They say that March comes in like a lion and goes out like a lamb. This edition of Instant Replay has music for everything the month throws at you, in one fantastic playlist!
This series highlights our favorite music of the moment – discoveries we’ve made when we’re at home cooking or cleaning, at the office, or out and about. Classical or otherwise, old, new, or just really cool, these are the tracks we’ve had on repeat this month. Find a cumulative playlist at the end of this post. Happy listening!
John Williams -- A Window to the Past (from Harry Potter and the Prisoner of Azkaban)

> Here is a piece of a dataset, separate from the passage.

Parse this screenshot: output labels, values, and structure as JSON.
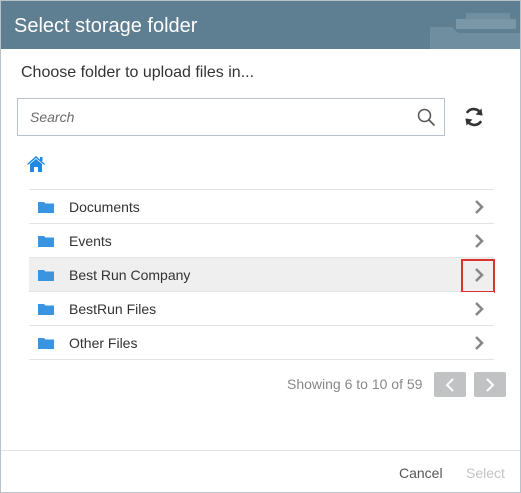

There's something about the third Harry Potter film that stands out from the rest. Alfonso Cuarón deserves some credit, certainly, but I'm talking about the soundtrack - which, despite still being a John Williams joint, is darker, deeper, and soars infinitely past its cinematic predecessors. This particular track has haunted me long after I've forgotten about the movie.
Daniel Wohl -- Melt
My choice for this month is "Melt" by Daniel Wohl from his album etat. I’m not sure if I’m listening to the soundtrack to a misty early morning walk on the beach, or adventuring in a cellar, or wandering through a forest on a cold evening, but it’s so eerie and so cool and I’m here for it.
BBC Philharmonic; Jan Pascal Tortelier -- Boulanger: D'Un Matin de Printemps
We've had a fairly mild winter (so far), and the signs of spring are already popping up. Lili Boulanger's D'Un Matin de Printemps perfectly captures the pulsing exuberance of nature's reawakening. While the original violin/piano version is lovely (check out Menuhin and Curzon's recording), Boulanger's shimmering orchestration transforms the spiky, nervous energy of the piece into exhilaration. Even if we get hit with one of New England's classic March (or April, or May) snowstorms, these brilliant 5 minutes will keep you in a spring mood.
Phamie Gow -- The War Song
March is "Women's Herstory Month," and this month I'm drawn to a 2007 album called "Moments of Time" by composer/pianist/Celtic harpist Phamie Gow. The Scottish composer's music is beautiful and relaxing, including my favorite on this CD: The War Song. It's NOT a nationalistic or bombastic thing, despite the title. Rather, it's a reflective piece, making us think about what we really lose when war breaks out. I like this for a month in which the name also sounds like a military order: March.
Wilderun -- The Cracking Glow
What happens when you mix folk, classical, and metal music? Outstanding question! The local gentlemen comprising Wilderun have these influences close to heart, and their debut album is a swashbuckling high seas adventure perfect for March’s stormy weather.
Robyn -- Hang With Me
When I’m biking around town, I clip a small Bluetooth speaker to my backpack so that I have something to listen to at red lights. The other day the battery ran out in the middle of this song and it was stuck in my head for the rest of the (silent) 45-minute trip… and then for the rest of the month. I’m not complaining.
Daníel Bjarnason, Iceland Symphony Orchestra -- Sigfúsdottír: Oceans
In doing research for the first March Out of the Box segment, which features Icelandic composers Anna Þorvaldsdóttir and Hildur Guðnadóttir, my ear was caught by a third Icelandic composer. Maria Huld Markan Sigfúsdóttir's work Oceans is so atmospheric, and brilliantly captures the multitudes of emotions we have toward the sea, as only someone from a tiny, cold, island nation can.
Patrick Doyle -- Overture, from Much Ado About Nothing
For years, my wife has known that, if she arrives home to find me watching Kenneth Branagh’s film adaptation of Shakespeare’s Much Ado About Nothing, it likely means that my day was, well, less than enjoyable. Few things lift my spirits like this film (flawed though it may be - looking at you, Keanu and Robert), and a lot of the credit for that goes to Patrick Doyle’s fabulous score. Even without the visuals of beautiful people in the countryside excited to greet equally beautiful soldiers returning from battle in the sun-drenched Tuscany hills, this overture expresses an addictive, life-affirming exuberance.
Tim Ray, John Patitucci, Terri Lynn Carrington -- Nothing from Nothing
I'll admit, I don't usually listen to jazz. But when our audio engineer Antonio handed me this CD he produced and said "listen to this, I think you'll love it," how could I resist? This track opens the album on such a joyful note that I couldn't keep myself from dancing in my chair.